Kan Probz GmbH met succes een beroep doen op het vestigingsrecht van art. 49 VWEU, opdat zij in de gelegenheid wordt gesteld zich om te zetten in Probz SARL? Welk gewicht moet hierbij worden toegekend aan het door de Belgische regering aangedragen argument?
Stel dat het Belgische recht een buitenlandse vennootschap afkomstig uit een EU-lidstaat de mogelijkheid biedt zich om te zetten in een vergelijkbare Belgische rechtsvorm. De voorwaarden voor een interne omzetting zijn echter minder streng dan die voor een grensoverschrijdende omzetting.
Mag België strengere voorschriften voor een grensoverschrijdende omzetting
vaststellen dan voor een interne omzetting?
Sluis ICT BV i.o. heeft via A en B in de periode van 15 juni tot 4 september 2014 bij ICT Kompas BV producten besteld en geleverd gekregen. De eerste factuur van eind juni 2014 werd betaald; Sluis ICT BV i.o. heeft de daaropvolgende drie facturen met een totaalbedrag van €6.950 ondanks aanmaningen van ICT Kompas BV niet betaald. Enkele weken na de levering van 4 september 2014 deelde Sluis ICT BV i.o. aan ICT Kompas BV mee te kampen met betalingsproblemen. Daarop is ICT Kompas BV met de leveringen gestopt. Zij heeft daarna nog meermalen Sluis ICT BV i.o. aangemaand de drie facturen te betalen.

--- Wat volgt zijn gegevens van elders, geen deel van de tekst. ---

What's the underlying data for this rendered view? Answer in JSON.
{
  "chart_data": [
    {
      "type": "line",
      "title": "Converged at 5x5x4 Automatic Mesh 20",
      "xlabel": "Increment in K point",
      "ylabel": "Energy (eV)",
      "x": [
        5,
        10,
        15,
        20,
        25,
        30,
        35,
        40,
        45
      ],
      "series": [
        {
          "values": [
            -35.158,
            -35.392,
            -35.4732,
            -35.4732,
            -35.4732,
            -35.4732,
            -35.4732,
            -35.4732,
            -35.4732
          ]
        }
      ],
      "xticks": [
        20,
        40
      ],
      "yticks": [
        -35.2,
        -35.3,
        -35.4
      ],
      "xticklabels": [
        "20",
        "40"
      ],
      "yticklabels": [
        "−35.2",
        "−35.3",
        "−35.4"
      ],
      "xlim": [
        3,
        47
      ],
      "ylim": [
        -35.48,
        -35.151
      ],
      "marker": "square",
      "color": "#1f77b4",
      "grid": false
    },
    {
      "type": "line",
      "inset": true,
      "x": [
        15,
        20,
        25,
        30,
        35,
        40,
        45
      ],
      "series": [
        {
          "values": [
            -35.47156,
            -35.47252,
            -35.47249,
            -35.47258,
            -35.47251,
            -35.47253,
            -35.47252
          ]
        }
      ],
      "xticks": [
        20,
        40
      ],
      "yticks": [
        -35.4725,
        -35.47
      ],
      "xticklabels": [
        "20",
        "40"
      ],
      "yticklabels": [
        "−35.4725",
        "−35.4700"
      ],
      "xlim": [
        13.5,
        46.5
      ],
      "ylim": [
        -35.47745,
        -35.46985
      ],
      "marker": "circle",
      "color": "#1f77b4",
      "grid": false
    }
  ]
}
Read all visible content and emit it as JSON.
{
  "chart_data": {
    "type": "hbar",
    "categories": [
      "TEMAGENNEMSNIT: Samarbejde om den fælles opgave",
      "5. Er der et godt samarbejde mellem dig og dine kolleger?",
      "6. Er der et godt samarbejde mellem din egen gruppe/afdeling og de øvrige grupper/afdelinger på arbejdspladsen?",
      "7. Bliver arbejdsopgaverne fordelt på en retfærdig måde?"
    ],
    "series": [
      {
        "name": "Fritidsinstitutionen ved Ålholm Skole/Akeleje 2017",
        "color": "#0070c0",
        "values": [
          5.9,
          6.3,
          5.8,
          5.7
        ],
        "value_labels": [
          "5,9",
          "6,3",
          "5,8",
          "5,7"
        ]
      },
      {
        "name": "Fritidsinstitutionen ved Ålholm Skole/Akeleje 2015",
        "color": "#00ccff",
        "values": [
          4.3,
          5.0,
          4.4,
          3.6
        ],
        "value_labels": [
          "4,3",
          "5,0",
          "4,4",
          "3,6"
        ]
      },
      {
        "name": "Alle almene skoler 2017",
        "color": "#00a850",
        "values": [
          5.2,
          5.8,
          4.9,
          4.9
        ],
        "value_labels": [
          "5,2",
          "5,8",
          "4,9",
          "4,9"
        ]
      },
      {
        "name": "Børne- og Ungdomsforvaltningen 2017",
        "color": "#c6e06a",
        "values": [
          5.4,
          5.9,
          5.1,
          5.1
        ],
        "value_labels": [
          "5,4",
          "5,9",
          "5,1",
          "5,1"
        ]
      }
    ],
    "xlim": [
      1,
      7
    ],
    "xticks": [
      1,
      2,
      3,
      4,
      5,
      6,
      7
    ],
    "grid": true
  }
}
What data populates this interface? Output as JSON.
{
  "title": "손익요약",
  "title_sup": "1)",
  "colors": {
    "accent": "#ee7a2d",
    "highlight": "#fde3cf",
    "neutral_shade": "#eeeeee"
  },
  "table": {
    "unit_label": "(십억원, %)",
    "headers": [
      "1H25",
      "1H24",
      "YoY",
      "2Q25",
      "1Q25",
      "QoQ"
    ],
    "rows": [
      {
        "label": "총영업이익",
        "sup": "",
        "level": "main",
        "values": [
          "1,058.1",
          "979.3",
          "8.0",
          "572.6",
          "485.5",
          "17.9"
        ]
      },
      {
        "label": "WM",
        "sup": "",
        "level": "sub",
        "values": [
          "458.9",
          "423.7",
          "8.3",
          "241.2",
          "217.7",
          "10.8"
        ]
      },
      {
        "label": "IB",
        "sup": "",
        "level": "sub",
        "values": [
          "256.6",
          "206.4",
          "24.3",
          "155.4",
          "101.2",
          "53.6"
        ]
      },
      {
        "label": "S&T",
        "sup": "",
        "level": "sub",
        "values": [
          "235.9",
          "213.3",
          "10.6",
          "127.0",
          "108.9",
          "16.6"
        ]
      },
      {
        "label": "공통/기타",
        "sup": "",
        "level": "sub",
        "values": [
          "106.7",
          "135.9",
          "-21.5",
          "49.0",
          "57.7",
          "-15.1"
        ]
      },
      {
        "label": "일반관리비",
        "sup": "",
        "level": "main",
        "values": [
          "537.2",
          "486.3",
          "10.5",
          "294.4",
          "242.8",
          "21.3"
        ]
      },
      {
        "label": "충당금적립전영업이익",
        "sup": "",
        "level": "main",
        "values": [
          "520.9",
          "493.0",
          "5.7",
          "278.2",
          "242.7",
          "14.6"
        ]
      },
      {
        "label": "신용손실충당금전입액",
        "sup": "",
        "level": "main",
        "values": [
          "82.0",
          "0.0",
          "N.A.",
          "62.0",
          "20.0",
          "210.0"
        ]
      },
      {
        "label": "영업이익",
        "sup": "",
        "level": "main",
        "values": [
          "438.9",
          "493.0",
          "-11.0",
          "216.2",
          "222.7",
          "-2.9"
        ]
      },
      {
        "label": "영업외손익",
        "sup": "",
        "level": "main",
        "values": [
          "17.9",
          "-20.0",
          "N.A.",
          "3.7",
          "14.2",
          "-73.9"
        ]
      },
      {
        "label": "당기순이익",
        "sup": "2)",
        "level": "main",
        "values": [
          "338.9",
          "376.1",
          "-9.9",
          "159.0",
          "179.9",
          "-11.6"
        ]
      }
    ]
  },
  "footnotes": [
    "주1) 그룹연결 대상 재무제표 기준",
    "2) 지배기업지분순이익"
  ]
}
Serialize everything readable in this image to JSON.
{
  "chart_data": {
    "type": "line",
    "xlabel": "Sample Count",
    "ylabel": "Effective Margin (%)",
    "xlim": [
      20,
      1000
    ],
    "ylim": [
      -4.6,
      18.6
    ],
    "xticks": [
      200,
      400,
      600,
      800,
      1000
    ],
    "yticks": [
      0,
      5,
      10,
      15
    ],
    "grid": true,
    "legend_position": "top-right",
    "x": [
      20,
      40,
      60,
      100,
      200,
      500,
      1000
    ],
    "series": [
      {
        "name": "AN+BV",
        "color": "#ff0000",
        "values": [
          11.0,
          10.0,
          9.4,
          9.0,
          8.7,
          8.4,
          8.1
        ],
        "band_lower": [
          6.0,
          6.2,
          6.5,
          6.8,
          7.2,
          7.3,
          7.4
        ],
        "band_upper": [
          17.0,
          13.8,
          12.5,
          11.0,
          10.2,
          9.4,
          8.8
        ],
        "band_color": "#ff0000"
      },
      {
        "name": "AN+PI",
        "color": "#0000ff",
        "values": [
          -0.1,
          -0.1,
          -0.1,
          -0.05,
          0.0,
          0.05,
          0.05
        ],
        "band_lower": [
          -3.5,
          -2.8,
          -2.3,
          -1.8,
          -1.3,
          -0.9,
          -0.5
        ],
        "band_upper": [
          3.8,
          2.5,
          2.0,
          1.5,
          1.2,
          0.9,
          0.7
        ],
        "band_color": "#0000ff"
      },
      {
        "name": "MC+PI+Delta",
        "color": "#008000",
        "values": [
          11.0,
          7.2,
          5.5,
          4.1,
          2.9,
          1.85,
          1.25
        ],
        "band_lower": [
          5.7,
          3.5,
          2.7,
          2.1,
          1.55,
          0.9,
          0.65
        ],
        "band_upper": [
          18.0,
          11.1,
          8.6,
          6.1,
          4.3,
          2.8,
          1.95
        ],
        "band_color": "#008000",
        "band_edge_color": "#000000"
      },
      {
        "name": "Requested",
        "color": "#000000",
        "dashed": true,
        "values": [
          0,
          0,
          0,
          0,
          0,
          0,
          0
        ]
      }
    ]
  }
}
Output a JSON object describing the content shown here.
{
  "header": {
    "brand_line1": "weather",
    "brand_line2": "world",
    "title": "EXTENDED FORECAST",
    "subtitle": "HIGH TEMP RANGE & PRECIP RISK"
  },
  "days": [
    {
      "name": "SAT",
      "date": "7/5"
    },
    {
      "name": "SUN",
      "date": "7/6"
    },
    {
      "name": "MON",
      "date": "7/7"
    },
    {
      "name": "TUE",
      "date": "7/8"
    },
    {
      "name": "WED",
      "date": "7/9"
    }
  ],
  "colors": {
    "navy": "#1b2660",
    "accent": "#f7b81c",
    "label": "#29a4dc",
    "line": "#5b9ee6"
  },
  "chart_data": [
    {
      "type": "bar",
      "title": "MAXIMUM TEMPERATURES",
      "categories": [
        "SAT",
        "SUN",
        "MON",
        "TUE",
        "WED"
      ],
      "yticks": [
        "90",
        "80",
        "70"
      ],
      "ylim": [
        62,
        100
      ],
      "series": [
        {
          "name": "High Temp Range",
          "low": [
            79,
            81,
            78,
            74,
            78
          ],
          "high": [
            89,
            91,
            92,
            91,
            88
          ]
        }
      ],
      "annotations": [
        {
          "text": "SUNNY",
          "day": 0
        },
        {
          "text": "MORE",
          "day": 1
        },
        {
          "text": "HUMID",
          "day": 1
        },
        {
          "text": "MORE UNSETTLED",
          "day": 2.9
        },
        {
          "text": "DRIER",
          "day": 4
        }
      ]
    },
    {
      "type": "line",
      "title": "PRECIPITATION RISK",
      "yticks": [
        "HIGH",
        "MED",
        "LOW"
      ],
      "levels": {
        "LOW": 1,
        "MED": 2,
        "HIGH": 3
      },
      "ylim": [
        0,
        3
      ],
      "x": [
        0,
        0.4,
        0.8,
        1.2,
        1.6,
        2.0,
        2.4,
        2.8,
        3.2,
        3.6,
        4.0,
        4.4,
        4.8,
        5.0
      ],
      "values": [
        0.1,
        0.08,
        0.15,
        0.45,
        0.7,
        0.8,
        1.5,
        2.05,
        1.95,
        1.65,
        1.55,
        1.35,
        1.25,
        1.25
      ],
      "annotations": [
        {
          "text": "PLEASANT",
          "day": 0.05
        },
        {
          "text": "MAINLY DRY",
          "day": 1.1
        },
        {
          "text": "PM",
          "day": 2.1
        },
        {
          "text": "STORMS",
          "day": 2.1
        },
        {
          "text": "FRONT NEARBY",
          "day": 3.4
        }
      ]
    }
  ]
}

Sluis ICT BV is opgericht bij notariële akte van 30 december 2014 en nog op dezelfde dag ingeschreven in het handelsregister. A en B zijn beide oprichter en bestuurder van Sluis ICT BV. Zij hebben in die laatste hoedanigheid alle rechtshandelingen die in de oprichtingsfase zijn aangegaan direct na oprichting bekrachtigd. Tot op de dag van vandaag heeft ICT Kompas BV echter geen betaling ontvangen voor de door haar aan Sluis ICT BV i.o. geleverde producten.
ICT Kompas BV vordert van de rechtbank dat de beide oprichters/bestuurders van Sluis ICT BV: A en B, worden veroordeeld tot betaling van de drie openstaande facturen plus rente en kosten voor een totaalbedrag van € 9.340. Noem de twee grondslagen waarop ICT Kompas BV haar vordering dient te baseren. Wat is de kans van slagen?
In februari 2013 koopt NV Apollo alle aandelen in NV Zuiderwoud voor een bedrag van € 1,5 miljoen. De koopsom is voor een groot deel gefinancierd door NV Zuiderwoud door middel van een lening van € 1 miljoen aan NV Apollo. NV Zuiderwoud heeft het voor de lening benodigde bedrag op haar beurt geleend van de ING Bank en daarvoor als zekerheid roerende goederen en vorderingen aan de ING Bank verpand. Op het tijdstip van het aangaan van beide leningen beschikte NV Zuiderwoud over een vrij uitkeerbaar vermogen van € 0,5 miljoen. Op 21 juni 2015 wordt NV Zuiderwoud failliet verklaard. De ING Bank wint de door NV Zuiderwoud verstrekte zekerheden uit waarmee haar vordering op NV Zuiderwoud is geïnd.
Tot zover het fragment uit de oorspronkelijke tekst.